Using a cluster of S1070s

chrismc · November 27, 2009, 6:23pm

I’m trying to use a cluster of S1070s but not having much success. I can use MPI over 4 devices within one S1070, but here’s what happens when I try to use 8 devices over two S1070s of a cluster.

I run the MPI with

mpirun -hostfile hostsfile -np 8

and hostsfile is
node0
node1
node0
node1
node0
node1
node0
node1

and am mapping the MPI processes to the devices with the switch statement

//configuration for 2x4
switch(rank)
{
case 0 :
case 1 : DEVICE = 0;
break;
case 2 :
case 3 : DEVICE = 1;
break;

	case	4	:
	case	5	:	DEVICE = 2;
				break;

	case	6	:
	case	7	:	DEVICE = 3;
				break;
}

I assumed that this would map
Process 0 → node 0 device 0
Process 1 → node 1 device 0
Process 2 → node 0 device 1
Process 3 → node 1 device 1
Process 4 → node 0 device 2
Process 5 → node 1 device 2
Process 6 → node 0 device 3
Process 7 → node 1 device 3

but apprently not so.

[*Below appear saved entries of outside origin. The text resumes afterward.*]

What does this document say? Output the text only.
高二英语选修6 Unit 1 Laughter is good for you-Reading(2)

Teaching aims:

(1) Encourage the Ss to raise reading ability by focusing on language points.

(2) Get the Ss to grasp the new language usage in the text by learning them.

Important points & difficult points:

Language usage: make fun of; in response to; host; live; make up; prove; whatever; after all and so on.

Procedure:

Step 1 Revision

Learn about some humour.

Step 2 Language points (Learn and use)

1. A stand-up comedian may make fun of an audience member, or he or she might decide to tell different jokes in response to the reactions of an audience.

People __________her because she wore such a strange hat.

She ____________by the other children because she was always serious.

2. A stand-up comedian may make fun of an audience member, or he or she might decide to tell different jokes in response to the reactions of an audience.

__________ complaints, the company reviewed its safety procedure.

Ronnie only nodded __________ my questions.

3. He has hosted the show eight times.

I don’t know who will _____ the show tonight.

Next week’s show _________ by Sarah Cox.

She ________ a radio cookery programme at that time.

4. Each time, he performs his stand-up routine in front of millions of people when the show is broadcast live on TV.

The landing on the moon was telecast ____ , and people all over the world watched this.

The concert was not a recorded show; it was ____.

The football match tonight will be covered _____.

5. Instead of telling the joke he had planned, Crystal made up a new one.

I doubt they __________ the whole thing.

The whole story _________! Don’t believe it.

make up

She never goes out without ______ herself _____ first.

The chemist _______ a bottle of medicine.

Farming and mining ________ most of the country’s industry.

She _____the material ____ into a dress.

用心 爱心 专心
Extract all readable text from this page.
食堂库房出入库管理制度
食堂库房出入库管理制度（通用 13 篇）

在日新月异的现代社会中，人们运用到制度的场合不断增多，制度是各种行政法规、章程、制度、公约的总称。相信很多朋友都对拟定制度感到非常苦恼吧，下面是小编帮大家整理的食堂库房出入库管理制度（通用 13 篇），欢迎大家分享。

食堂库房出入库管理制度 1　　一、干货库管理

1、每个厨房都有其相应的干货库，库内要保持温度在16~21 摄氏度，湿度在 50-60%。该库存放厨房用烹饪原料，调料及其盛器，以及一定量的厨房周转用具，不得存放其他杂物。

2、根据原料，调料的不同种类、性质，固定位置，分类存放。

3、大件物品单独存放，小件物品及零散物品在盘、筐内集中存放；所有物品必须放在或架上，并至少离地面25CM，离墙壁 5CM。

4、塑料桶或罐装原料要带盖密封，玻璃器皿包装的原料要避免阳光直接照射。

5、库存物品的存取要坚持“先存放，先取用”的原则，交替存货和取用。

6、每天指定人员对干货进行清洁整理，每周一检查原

What appears to be happening is that both processes 0 and 1 are being mapped onto node 0 device 0 and as a consquence that device runs out of device memory and many variables in process 1 do not get allocated and I get invalid device pointers when I try to use them.

Similarly for processes 2 and 3, processes 4 and 5, processes 6 and 7.

Does anyone have any suggestions and/or remedies as to what is going wrong and how to rectify it?

avidday · November 27, 2009, 9:30pm

This really doesn’t have anything to do with CUDA. It is a classic MPI processor affinity question.

Having said that, there are a few things you should do to fix this.

1.Are you using mpich2? If so, use the MPICH2 --ncpus option and specify the hosts in the hosts file as

host:ncpus

That will put mpich2 out of “round-robin” allocation and into smp mode, where nodes get “filled” linearly up to the total number of cpus you specify, and then round robin after that. The details of how to do it are in the mpich2 users guide pdf. This makes the node-rank relationship much more predictable. Open MPI has a command line switch that does the same thing, but I can’t remember what it is off the top of my head. If you are using a more exotic MPI implement, you are on your own.

Using MPI_Comm_split in your code to split the communicator into colours and then reassign ranks in the communicator based on colour groups. Massimo Fatica posted a nice code snippet a while ago that shows the general idea here.
Get someone to put your S1070s into compute exclusive mode, so that when/if your code or MPI setup goes wrong, you can’t wind up with more than one live compute context per GPU.